执行所有的Checker的监控方法scheduleCheckLocked()

- 当mMonitor个数为0(除了android.fg线程之外都为0)且处于poll状态,则设置mCompleted = true;
- 当上次check还没有完成, 则直接返回.

等待30s后, 再调用evaluateCheckerCompletionLocked来评估Checker状态;
根据waitState状态来执行不同的操作:

- 当COMPLETED或WAITING,则相安无事;
- 当WAITED_HALF(超过30s)且为首次, 则输出system_server和3个Native进程的traces;
- 当OVERDUE, 则输出更多信息.

由此,可见当触发一次Watchdog, 则必然会调用两次AMS.dumpStackTraces, 也就是说system_server和3个Native进程的traces 的traces信息会输出两遍,且时间间隔超过30s.

收集完信息后便会杀死system_server进程。此处allowRestart默认值为true, 当执行am hang操作则设置不允许重启(allowRestart =false), 则不会杀死system_server进程.

3.2 scheduleCheckLocked

public void scheduleCheckLocked(long handlerCheckerTimeoutMillis) {
    mWaitMaxMillis = handlerCheckerTimeoutMillis;
    if (mCompleted) {
        // Safe to update monitors in queue, Handler is not in the middle of work
        mMonitors.addAll(mMonitorQueue);
        mMonitorQueue.clear();
    }
    if ((mMonitors.size() == 0 && mHandler.getLooper().getQueue().isPolling())
            || (mPauseCount > 0)) {
        // Don't schedule until after resume OR
        // If the target looper has recently been polling, then
        // there is no reason to enqueue our checker on it since that
        // is as good as it not being deadlocked.  This avoid having
        // to do a context switch to check the thread.
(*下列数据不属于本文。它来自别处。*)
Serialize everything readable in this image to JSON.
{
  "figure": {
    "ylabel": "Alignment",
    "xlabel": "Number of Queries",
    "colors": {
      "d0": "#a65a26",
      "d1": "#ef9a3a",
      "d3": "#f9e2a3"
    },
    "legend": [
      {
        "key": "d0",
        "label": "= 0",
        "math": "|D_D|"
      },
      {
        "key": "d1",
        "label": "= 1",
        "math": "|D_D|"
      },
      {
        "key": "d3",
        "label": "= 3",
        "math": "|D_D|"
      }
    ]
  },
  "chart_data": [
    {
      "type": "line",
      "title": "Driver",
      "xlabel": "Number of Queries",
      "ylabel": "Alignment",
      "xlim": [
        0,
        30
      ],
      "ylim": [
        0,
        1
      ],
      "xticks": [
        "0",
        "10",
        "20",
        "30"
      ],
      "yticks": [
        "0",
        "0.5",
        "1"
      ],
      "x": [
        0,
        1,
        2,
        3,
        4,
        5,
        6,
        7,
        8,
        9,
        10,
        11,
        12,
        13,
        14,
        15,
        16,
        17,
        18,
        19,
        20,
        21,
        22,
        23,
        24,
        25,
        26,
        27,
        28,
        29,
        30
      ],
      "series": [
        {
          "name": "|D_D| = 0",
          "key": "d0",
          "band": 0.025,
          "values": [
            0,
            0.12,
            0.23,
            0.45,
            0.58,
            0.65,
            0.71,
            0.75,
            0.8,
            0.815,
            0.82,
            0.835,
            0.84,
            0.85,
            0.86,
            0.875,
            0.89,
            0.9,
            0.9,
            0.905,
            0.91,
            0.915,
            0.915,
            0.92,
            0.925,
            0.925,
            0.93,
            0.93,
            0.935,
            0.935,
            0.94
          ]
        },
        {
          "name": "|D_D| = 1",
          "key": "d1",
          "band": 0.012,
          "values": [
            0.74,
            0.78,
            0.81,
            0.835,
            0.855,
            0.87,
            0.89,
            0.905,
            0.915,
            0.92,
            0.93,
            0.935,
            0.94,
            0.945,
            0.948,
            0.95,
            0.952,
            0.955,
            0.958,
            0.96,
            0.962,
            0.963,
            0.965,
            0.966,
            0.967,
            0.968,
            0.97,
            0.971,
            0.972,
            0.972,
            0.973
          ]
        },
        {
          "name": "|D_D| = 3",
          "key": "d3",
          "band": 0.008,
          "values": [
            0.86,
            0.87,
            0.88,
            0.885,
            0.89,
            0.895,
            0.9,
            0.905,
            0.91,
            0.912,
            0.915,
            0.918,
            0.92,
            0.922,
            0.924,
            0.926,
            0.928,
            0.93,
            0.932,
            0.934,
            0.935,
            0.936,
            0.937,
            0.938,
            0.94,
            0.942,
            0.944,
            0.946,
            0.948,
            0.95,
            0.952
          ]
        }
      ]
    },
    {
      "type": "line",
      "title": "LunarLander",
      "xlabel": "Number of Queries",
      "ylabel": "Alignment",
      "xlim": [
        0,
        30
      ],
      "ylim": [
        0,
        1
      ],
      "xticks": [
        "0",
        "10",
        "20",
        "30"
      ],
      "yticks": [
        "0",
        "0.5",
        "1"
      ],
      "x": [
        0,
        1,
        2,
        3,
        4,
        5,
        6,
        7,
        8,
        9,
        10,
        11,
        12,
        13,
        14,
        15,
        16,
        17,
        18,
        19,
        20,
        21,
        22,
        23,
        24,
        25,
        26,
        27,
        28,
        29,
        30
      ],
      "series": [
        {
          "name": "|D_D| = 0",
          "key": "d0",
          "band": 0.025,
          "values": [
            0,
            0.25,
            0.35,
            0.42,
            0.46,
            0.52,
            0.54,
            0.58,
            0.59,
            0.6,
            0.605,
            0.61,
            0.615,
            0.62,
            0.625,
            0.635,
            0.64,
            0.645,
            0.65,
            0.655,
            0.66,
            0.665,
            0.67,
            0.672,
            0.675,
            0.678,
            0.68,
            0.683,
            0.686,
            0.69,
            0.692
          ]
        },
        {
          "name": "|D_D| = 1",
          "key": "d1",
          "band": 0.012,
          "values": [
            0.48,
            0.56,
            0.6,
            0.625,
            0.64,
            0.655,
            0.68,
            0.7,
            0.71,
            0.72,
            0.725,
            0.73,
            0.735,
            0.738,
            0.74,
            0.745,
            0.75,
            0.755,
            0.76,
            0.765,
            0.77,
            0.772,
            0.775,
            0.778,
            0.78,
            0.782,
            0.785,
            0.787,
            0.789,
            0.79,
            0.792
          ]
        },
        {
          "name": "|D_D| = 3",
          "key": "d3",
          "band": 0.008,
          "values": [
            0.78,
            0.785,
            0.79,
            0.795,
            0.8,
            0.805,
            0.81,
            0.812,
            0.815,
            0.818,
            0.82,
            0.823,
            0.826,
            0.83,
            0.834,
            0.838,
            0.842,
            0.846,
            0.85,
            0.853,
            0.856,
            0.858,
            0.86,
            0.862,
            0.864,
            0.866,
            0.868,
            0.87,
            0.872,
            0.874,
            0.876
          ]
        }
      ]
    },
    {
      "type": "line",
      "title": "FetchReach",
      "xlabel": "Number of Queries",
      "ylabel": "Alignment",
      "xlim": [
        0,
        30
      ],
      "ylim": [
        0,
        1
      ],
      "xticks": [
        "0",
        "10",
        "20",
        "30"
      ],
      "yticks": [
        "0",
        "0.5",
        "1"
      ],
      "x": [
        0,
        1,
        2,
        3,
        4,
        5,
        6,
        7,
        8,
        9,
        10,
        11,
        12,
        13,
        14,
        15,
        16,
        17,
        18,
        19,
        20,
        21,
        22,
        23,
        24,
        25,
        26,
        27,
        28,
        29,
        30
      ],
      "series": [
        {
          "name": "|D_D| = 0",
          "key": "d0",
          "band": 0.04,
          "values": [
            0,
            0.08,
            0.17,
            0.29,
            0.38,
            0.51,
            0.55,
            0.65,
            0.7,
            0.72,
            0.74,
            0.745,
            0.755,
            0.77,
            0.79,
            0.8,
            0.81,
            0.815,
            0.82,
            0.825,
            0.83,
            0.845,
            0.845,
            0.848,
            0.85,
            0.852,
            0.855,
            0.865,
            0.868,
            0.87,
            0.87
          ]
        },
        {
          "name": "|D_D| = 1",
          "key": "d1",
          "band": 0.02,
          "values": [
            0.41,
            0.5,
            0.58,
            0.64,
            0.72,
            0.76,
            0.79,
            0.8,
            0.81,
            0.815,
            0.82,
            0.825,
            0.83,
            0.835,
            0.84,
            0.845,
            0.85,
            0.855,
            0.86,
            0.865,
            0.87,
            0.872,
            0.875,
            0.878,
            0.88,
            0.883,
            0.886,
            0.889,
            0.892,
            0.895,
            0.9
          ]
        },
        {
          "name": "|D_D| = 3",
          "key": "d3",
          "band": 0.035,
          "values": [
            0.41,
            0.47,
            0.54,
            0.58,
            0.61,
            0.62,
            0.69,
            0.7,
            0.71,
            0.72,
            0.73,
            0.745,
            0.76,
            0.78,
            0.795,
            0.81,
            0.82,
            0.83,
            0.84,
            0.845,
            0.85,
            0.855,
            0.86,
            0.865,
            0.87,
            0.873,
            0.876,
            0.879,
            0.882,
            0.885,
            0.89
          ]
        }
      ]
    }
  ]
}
Note that we
        // only do this if we have no monitors since those would need to
        // be executed at this point.
        mCompleted = true;//当目标looper正在轮询状态则返回。
        return;
    }
    if (!mCompleted) {
        // we already have a check in flight, so no need
        return;//有一个check正在处理中，则无需重复发送
    }

    mCompleted = false;
    mCurrentMonitor = null;
    // 记录当下的时间
    mStartTimeMillis = SystemClock.uptimeMillis();
    //发送消息，插入消息队列最开头， 见下方的run()方法
    mHandler.postAtFrontOfQueue(this);

@Override
public void run() {
    // Once we get here, we ensure that mMonitors does not change even if we call
    // #addMonitorLocked because we first add the new monitors to mMonitorQueue and
    // move them to mMonitors on the next schedule when mCompleted is true, at which
    // point we have completed execution of this method.
    final int size = mMonitors.size();
    for (int i = 0 ; i < size ; i++) {
        synchronized (mLock) {
            mCurrentMonitor = mMonitors.get(i);
        }
        //回调具体服务的monitor方法
        mCurrentMonitor.monitor();
    }

    synchronized (mLock) {
        mCompleted = true;
        mCurrentMonitor = null;
    }
}

该方法主要功能: 向Watchdog的监控线程的Looper池的最头部执行该HandlerChecker.run()方法, 在该方法中调用monitor(),执行完成后会设置mCompleted = true. 那么当handler消息池当前的消息, 导致迟迟没有机会执行monitor()方法, 则会触发watchdog.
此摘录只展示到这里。